In this and future cases, we will interpret section 7115 of the Statute to impose an absolute duty on agencies to honor the current assignments of unit employees by remitting regular and periodic dues deducted from their accrued salaries to their exclusive representatives. Therefore, under section 7115, an agency is authorized only to allot dues, not to set off. Consistent with these requirements, we will find recoupment of prior erroneous payments from a subsequent remittance of dues to violate section 7116(a)(1) and (8) of the Statute.
The courts specifically did not decide whether an agency has a claim against an exclusive representative for erroneous overpayments which may be pursued by other means. AFGE Local 2618, 739 F.2d 87, 90 n.1; AFGE Council 214, slip op. at 7. We likewise express no view on what other actions, if any, an agency may take to recover amounts claimed to have been improperly remitted previously as dues to an exclusive representative.
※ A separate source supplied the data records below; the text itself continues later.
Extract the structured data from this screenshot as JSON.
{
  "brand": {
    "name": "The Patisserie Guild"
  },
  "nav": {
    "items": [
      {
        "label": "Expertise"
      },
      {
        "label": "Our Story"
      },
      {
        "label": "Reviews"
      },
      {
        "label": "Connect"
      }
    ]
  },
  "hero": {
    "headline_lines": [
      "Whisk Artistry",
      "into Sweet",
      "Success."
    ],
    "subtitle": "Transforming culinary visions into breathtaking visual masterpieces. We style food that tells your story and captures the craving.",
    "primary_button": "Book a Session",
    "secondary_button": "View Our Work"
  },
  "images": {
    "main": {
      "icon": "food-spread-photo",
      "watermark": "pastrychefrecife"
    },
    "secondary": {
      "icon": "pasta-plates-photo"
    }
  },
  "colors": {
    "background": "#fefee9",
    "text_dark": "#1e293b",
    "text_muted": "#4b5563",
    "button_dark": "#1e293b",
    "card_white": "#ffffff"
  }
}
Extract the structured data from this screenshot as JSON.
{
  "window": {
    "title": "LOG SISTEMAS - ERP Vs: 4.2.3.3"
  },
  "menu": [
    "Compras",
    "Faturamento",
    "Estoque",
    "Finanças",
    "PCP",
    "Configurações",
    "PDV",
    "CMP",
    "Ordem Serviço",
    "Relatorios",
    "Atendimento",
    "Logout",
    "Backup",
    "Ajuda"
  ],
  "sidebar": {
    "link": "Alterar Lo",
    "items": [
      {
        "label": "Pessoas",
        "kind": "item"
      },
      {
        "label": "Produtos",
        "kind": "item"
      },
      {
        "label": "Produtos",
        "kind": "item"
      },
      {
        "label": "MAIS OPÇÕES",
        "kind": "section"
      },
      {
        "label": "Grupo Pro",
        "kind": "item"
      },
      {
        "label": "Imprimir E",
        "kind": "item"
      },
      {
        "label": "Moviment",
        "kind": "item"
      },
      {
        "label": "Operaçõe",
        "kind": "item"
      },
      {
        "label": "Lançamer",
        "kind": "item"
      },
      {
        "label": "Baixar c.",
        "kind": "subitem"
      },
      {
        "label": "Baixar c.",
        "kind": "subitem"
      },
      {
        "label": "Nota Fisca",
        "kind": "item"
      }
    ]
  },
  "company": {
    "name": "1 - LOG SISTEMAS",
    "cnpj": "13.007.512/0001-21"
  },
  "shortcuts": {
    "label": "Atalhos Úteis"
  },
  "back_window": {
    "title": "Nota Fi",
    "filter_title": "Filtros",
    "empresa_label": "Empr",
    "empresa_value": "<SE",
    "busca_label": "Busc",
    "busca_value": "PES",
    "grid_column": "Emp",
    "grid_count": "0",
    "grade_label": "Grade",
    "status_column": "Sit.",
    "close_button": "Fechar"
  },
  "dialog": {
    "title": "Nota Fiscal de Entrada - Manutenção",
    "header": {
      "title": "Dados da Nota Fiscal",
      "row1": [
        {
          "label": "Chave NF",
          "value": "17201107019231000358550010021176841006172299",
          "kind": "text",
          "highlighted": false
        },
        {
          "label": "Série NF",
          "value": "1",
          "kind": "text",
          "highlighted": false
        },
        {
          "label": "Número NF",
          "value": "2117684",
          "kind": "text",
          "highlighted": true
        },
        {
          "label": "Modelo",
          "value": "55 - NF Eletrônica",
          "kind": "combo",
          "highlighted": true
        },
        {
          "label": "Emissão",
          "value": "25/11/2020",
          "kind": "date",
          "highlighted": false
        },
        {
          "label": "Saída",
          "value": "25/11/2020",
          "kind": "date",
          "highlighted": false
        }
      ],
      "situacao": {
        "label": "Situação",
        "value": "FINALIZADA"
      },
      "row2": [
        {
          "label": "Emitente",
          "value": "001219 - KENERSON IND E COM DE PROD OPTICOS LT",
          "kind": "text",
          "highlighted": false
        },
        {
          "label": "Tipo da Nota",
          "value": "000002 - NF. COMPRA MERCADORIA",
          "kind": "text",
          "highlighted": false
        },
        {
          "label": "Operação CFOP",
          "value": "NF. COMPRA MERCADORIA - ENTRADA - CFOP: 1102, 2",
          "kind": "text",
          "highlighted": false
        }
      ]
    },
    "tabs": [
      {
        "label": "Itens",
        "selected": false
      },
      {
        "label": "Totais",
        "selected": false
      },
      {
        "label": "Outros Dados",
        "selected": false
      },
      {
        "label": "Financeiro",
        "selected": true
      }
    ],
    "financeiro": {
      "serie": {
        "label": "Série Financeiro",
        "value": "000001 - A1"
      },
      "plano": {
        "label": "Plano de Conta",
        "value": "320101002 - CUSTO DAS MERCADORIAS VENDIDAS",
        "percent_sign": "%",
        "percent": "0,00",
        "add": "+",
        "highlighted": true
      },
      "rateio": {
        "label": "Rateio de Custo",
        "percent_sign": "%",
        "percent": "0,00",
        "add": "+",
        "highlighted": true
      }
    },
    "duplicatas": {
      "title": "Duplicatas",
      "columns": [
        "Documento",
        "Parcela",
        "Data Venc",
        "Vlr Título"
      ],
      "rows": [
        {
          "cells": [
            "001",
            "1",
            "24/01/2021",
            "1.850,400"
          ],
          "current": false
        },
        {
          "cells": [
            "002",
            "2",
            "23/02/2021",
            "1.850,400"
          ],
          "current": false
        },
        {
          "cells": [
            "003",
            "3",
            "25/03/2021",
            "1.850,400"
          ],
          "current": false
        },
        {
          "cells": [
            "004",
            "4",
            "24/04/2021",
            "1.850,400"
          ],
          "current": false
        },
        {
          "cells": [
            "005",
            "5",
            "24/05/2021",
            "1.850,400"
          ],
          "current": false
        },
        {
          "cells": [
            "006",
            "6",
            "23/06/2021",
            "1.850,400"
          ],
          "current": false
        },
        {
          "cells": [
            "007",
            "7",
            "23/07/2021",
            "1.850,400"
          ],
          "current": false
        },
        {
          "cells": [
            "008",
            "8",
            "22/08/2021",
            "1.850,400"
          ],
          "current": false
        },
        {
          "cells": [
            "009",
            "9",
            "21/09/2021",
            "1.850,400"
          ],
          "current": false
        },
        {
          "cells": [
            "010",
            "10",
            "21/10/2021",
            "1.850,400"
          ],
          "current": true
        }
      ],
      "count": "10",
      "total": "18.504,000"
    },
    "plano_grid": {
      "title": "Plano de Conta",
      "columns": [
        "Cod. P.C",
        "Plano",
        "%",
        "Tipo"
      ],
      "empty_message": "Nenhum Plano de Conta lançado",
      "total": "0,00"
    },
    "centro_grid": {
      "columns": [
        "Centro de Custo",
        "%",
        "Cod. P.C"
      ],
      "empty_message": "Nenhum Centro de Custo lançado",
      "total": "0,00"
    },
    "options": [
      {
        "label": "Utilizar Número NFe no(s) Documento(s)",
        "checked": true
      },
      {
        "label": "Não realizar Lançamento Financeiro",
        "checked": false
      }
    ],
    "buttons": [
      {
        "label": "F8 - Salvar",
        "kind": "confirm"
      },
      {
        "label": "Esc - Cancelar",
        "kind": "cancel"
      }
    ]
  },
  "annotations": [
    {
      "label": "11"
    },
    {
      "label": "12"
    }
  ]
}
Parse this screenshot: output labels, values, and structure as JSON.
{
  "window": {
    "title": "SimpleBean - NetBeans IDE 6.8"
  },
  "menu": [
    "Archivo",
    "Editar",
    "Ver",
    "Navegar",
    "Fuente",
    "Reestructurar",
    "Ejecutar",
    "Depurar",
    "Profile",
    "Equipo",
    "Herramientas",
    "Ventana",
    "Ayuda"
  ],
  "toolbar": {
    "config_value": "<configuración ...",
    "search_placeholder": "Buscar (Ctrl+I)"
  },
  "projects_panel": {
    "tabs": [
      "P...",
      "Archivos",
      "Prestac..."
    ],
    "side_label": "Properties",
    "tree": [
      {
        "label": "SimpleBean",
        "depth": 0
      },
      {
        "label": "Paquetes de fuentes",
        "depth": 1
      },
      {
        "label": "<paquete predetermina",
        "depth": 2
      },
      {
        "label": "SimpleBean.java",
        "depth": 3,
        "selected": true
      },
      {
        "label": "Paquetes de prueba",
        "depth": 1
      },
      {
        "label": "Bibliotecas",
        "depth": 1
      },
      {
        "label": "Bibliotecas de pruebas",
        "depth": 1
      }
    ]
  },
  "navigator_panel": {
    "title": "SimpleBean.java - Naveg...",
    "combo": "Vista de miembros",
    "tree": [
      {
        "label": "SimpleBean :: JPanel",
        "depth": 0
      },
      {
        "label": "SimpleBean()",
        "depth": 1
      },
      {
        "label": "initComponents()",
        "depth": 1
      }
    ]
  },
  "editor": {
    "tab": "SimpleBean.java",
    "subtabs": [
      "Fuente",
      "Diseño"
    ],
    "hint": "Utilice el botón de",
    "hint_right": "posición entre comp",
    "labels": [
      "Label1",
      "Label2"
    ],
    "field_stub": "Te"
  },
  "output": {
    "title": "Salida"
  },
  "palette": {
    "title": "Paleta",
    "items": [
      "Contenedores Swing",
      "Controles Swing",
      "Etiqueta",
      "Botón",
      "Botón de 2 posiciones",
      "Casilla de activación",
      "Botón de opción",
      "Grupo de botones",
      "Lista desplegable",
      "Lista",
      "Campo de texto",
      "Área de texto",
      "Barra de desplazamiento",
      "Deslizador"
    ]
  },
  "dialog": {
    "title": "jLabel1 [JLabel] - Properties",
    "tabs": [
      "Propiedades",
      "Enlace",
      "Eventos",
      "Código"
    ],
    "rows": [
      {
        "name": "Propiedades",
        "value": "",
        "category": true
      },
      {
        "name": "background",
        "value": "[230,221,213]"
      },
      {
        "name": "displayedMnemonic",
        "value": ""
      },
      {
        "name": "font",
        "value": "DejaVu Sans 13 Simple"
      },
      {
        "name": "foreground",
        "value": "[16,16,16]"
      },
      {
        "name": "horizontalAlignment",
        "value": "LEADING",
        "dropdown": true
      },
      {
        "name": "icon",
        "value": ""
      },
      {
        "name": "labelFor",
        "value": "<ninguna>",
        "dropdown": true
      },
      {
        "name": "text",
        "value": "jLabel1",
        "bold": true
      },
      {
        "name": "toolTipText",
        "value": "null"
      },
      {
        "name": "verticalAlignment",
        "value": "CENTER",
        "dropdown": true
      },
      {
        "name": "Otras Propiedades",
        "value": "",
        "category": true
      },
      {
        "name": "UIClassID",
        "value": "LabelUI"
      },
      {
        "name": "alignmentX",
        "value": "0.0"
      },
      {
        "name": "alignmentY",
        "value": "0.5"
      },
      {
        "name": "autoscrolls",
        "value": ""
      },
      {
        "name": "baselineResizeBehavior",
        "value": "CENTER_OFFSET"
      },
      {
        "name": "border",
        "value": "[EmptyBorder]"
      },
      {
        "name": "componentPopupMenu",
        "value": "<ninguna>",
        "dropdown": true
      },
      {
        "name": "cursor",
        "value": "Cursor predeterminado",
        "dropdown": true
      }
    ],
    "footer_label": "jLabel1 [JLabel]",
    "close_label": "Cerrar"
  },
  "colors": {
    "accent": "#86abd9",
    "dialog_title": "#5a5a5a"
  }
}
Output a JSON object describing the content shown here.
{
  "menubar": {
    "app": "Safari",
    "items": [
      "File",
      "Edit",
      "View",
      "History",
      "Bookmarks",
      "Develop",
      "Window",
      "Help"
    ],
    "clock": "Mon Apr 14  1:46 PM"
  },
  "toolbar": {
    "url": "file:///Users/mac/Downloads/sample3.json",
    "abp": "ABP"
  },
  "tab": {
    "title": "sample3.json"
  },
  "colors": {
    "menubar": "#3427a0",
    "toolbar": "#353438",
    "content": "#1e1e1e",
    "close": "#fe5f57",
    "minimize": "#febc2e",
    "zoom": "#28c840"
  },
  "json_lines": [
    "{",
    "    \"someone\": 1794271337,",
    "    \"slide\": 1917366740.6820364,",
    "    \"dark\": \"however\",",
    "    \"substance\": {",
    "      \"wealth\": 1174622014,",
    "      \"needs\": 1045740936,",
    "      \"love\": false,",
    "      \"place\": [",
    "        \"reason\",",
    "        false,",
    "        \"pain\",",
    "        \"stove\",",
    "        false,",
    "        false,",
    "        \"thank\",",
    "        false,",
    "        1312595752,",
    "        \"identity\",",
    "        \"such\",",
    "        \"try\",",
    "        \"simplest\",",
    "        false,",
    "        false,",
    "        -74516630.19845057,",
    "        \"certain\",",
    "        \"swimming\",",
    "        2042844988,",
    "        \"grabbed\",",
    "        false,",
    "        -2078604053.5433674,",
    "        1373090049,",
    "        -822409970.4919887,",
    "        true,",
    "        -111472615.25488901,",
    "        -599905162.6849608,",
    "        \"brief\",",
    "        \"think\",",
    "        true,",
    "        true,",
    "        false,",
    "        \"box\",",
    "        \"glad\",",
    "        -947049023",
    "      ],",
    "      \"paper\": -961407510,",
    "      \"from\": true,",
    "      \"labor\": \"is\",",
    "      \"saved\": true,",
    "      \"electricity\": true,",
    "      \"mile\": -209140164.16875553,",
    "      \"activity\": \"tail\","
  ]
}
We conclude that the Respondent failed to comply with section 7115 of the Statute in reducing the monies payable to the Union from the regular and periodic dues withheld from the pay of unit employees by the amount of $129. Accordingly, we conclude that the Respondent violated section 7116(a)(1) and (8) of the Statute and we will order an appropriate remedy.
Pursuant to section 2423.29 of the Authority's Rules and Regulations and section 7118 of the Statute, we order that Lowry Air Force Base, Denver, Colorado, shall: [ v31 p5 ]
1. Cease and desist from:
(a) Refusing to comply with the provisions of section 7115 of the Statute by failing to remit the regular and periodic dues deducted from unit employee salaries to the exclusive representative.
(b) In any like or related manner, interfering with, restraining, or coercing its employees in the exercise of the rights assured them by the Statute.
2. Take the following affirmative action in order to effectuate the purposes and policies of the Statute:
(a) Reimburse the American Federation of Government Employees, AFL - CIO, Local 1974, the exclusive representative of a unit of its employees, the sum of $129, the amount equal to the regular and periodic dues it would have received from the pay of employees, but did not receive as a result of the unlawful withholding of such monies in order to recoup a prior erroneous overpayment.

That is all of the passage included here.